In a statement released Tuesday, the Debt Collective said that the Biden administration is putting itself at risk of more “frivolous lawsuits from right-wing litigants” as long as it continues to allow MOHELA to administer federal student loans. Similarly to the Supreme Court case, these potential lawsuits could also see the end of Biden’s more piecemeal cancellation plans, the activist group warned.

“By continuing to contract with MOHELA — a servicer riddled with loan servicing errors and account mishandling — the Biden administration opens themselves up to another round of legally baseless but potentially damaging legal challenges. The Biden administration must ward off this threat and protect borrowers by cutting contracts with the student loan servicer MOHELA immediately.”

The group explains that MOHELA — Missouri’s student loan servicer, which is under congressional scrutiny because of years of alleged mismanagement of loans — is a liability because the Supreme Court has granted legal standing to the servicer in relation to debt relief.
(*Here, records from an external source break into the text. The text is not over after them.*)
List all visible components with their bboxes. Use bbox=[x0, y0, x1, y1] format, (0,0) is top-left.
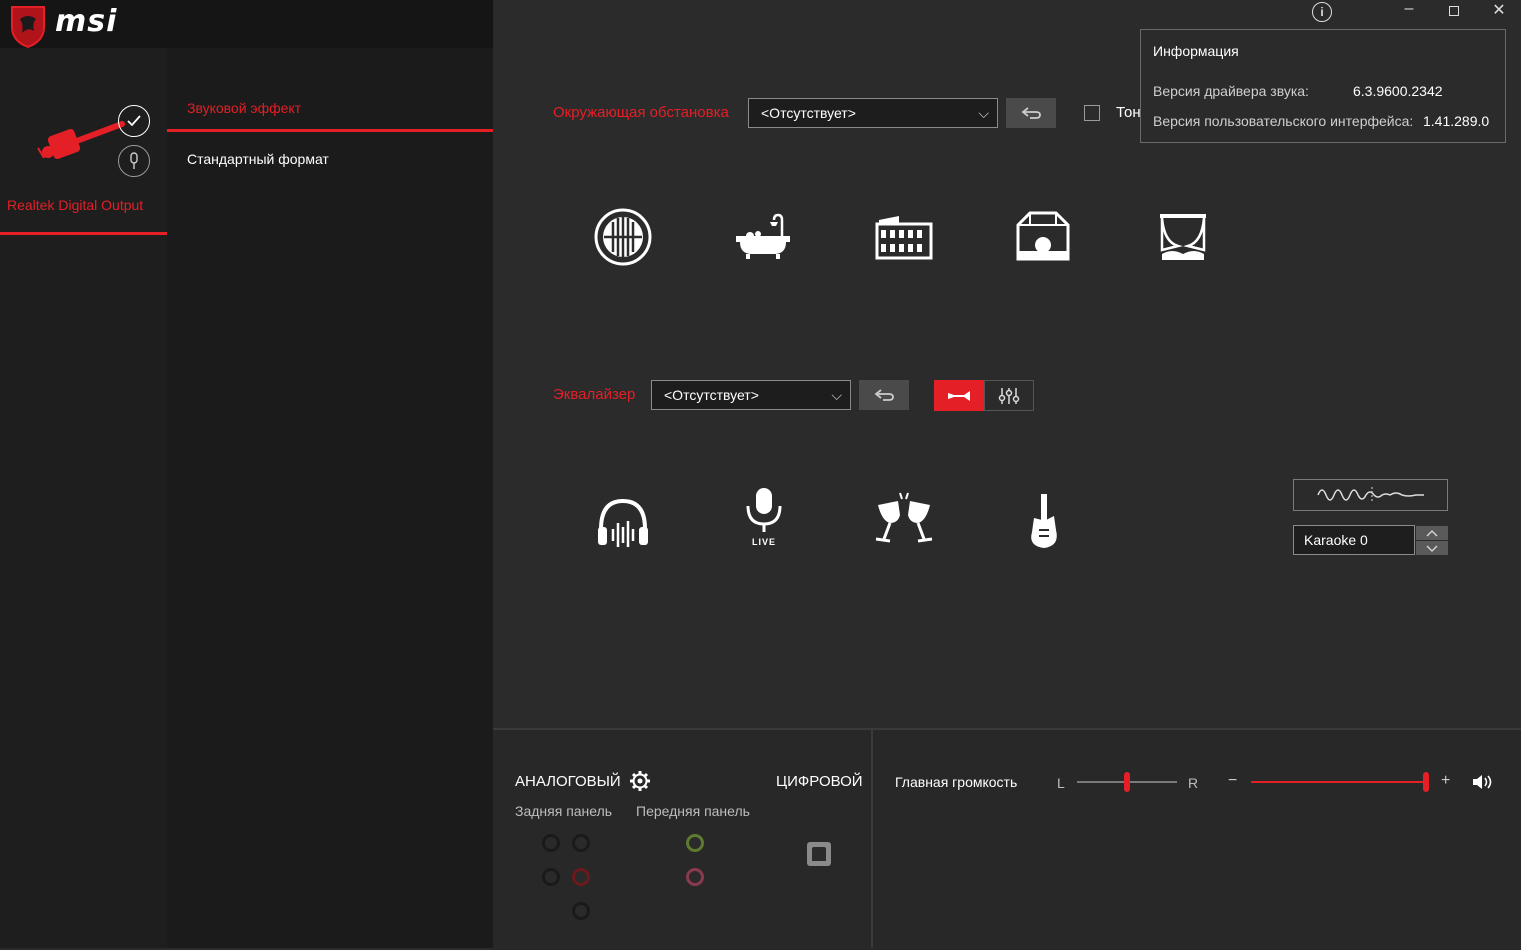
info-title: Информация bbox=[1153, 43, 1239, 59]
speaker-icon[interactable] bbox=[1472, 773, 1494, 796]
info-icon[interactable]: i bbox=[1312, 2, 1332, 22]
minimize-icon[interactable]: – bbox=[1396, 0, 1422, 18]
headphones-icon[interactable] bbox=[595, 495, 651, 556]
nav-default-format[interactable]: Стандартный формат bbox=[187, 151, 329, 167]
bathroom-icon[interactable] bbox=[734, 212, 792, 267]
section-nav bbox=[167, 0, 493, 948]
karaoke-up-button[interactable] bbox=[1416, 526, 1448, 540]
driver-version-label: Версия драйвера звука: bbox=[1153, 83, 1309, 99]
digital-title: ЦИФРОВОЙ bbox=[776, 773, 863, 790]
chevron-down-icon: ⌵ bbox=[831, 387, 842, 403]
environment-select-value: <Отсутствует> bbox=[761, 105, 856, 121]
rear-jack[interactable] bbox=[542, 834, 560, 852]
chevron-down-icon: ⌵ bbox=[978, 105, 989, 121]
front-headphone-jack[interactable] bbox=[686, 834, 704, 852]
nav-active-underline bbox=[167, 129, 493, 132]
sewer-pipe-icon[interactable] bbox=[594, 208, 652, 271]
live-text: LIVE bbox=[751, 537, 776, 547]
colosseum-icon[interactable] bbox=[875, 212, 933, 267]
spdif-port-icon[interactable] bbox=[807, 842, 831, 866]
front-mic-jack[interactable] bbox=[686, 868, 704, 886]
rear-jack[interactable] bbox=[572, 834, 590, 852]
msi-dragon-icon bbox=[8, 5, 48, 54]
live-mic-icon[interactable]: LIVE bbox=[742, 486, 786, 547]
stage-icon[interactable] bbox=[1016, 211, 1070, 268]
balance-left-label: L bbox=[1057, 775, 1065, 791]
ui-version-label: Версия пользовательского интерфейса: bbox=[1153, 113, 1414, 129]
undo-icon bbox=[874, 389, 894, 401]
trumpet-icon bbox=[948, 390, 970, 401]
party-icon[interactable] bbox=[872, 491, 936, 550]
maximize-icon[interactable] bbox=[1449, 6, 1459, 16]
master-volume-label: Главная громкость bbox=[895, 774, 1018, 790]
sliders-icon bbox=[998, 387, 1020, 404]
volume-minus-button[interactable]: − bbox=[1228, 772, 1237, 790]
device-active-underline bbox=[0, 232, 167, 235]
rear-jack[interactable] bbox=[542, 868, 560, 886]
preset-mode-button[interactable] bbox=[934, 380, 984, 411]
tone-label: Тон bbox=[1116, 104, 1141, 121]
digital-plug-icon bbox=[34, 118, 126, 173]
karaoke-value[interactable]: Karaoke 0 bbox=[1293, 525, 1415, 555]
driver-version-value: 6.3.9600.2342 bbox=[1353, 83, 1443, 99]
msi-logo-text: msi bbox=[55, 4, 118, 39]
rear-jack[interactable] bbox=[572, 902, 590, 920]
volume-slider-thumb[interactable] bbox=[1423, 772, 1429, 792]
microphone-icon[interactable] bbox=[118, 145, 150, 177]
theater-icon[interactable] bbox=[1158, 212, 1208, 267]
equalizer-select[interactable]: <Отсутствует> ⌵ bbox=[651, 380, 851, 410]
rear-mic-jack[interactable] bbox=[572, 868, 590, 886]
undo-icon bbox=[1021, 107, 1041, 119]
equalizer-select-value: <Отсутствует> bbox=[664, 387, 759, 403]
info-popup: Информация Версия драйвера звука: 6.3.96… bbox=[1140, 29, 1506, 143]
playback-check-icon[interactable] bbox=[118, 105, 150, 137]
gear-icon[interactable] bbox=[629, 770, 651, 797]
device-name[interactable]: Realtek Digital Output bbox=[7, 197, 143, 213]
tone-checkbox[interactable] bbox=[1084, 105, 1100, 121]
close-icon[interactable]: ✕ bbox=[1486, 0, 1512, 20]
environment-reset-button[interactable] bbox=[1006, 98, 1056, 128]
balance-right-label: R bbox=[1188, 775, 1199, 791]
volume-slider-track[interactable] bbox=[1251, 781, 1429, 783]
bottom-panel bbox=[493, 728, 1521, 950]
environment-label: Окружающая обстановка bbox=[553, 104, 729, 121]
equalizer-label: Эквалайзер bbox=[553, 386, 636, 403]
karaoke-down-button[interactable] bbox=[1416, 541, 1448, 555]
karaoke-waveform-icon bbox=[1293, 479, 1448, 511]
bottom-divider bbox=[871, 729, 873, 948]
nav-sound-effect[interactable]: Звуковой эффект bbox=[187, 100, 301, 116]
analog-title: АНАЛОГОВЫЙ bbox=[515, 773, 621, 790]
ui-version-value: 1.41.289.0 bbox=[1423, 113, 1490, 129]
volume-plus-button[interactable]: + bbox=[1441, 772, 1450, 790]
rock-guitar-icon[interactable] bbox=[1026, 492, 1062, 555]
custom-eq-button[interactable] bbox=[984, 380, 1034, 411]
front-panel-label: Передняя панель bbox=[636, 803, 750, 819]
rear-panel-label: Задняя панель bbox=[515, 803, 613, 819]
balance-slider-thumb[interactable] bbox=[1124, 772, 1130, 792]
environment-select[interactable]: <Отсутствует> ⌵ bbox=[748, 98, 998, 128]
equalizer-reset-button[interactable] bbox=[859, 380, 909, 410]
This means that the High Court has legally established that, as right-wing plaintiffs seeking to strike down the student debt plan argued, MOHELA would be financially harmed by student debt relief and would therefore not be able to pay its obligations to the state treasury.

The Debt Collective, along with researchers at the Roosevelt Institute, showed in a report last year that this basis for standing is false — in fact, MOHELA would be making far more after student debt relief because of fees that MOHELA receives to process a discharge of a loan.

The Supreme Court’s liberals similarly disagreed with the fact that the justices took up the case at all, saying that the Court’s right-wing supermajority was pushing the limits of judicial power. But, urged on by right-wing interests, the Supreme Court nevertheless moved forward with the case, leaving debtors to hope that Biden might come up with another plan.

“In more ways than one, MOHELA could serve as the achilles heel of any student debt relief proposal the Biden administration puts forward,” Braxton Brewington, Debt Collective spokesperson, said in a statement.

“If President Biden wants to see his own plan through and deliver on his promise of economic and racial justice — and increase turnout in November — then he must fire MOHELA and cease contracting with the predatory student loan servicer altogether. Cutting the thread of the one lawsuit that Republicans were able to stick gives his own student debt relief proposals a fighting chance,” Brewington said.

The Debt Collective’s plea comes after Biden announced a new student debt initiative this week that could affect over 30 million borrowers, directing forgiveness primarily at debtors who have higher loan balances than their original loan amount because of interest and who are eligible for cancelation through Income Driven Repayment plans, with forgiveness up to $20,000.

The activist group criticized this plan, saying that it is still “woefully inadequate” to address the student debt crisis. Further, the group said that the plan is endangered by the administration’s continued contracts with MOHELA.

“These efforts may improve the Department of Education’s methods for debt collection, but they fall short of the Debt Collective’s demand to fully cancel all federal student debt and fully fund free public higher education,” the group said.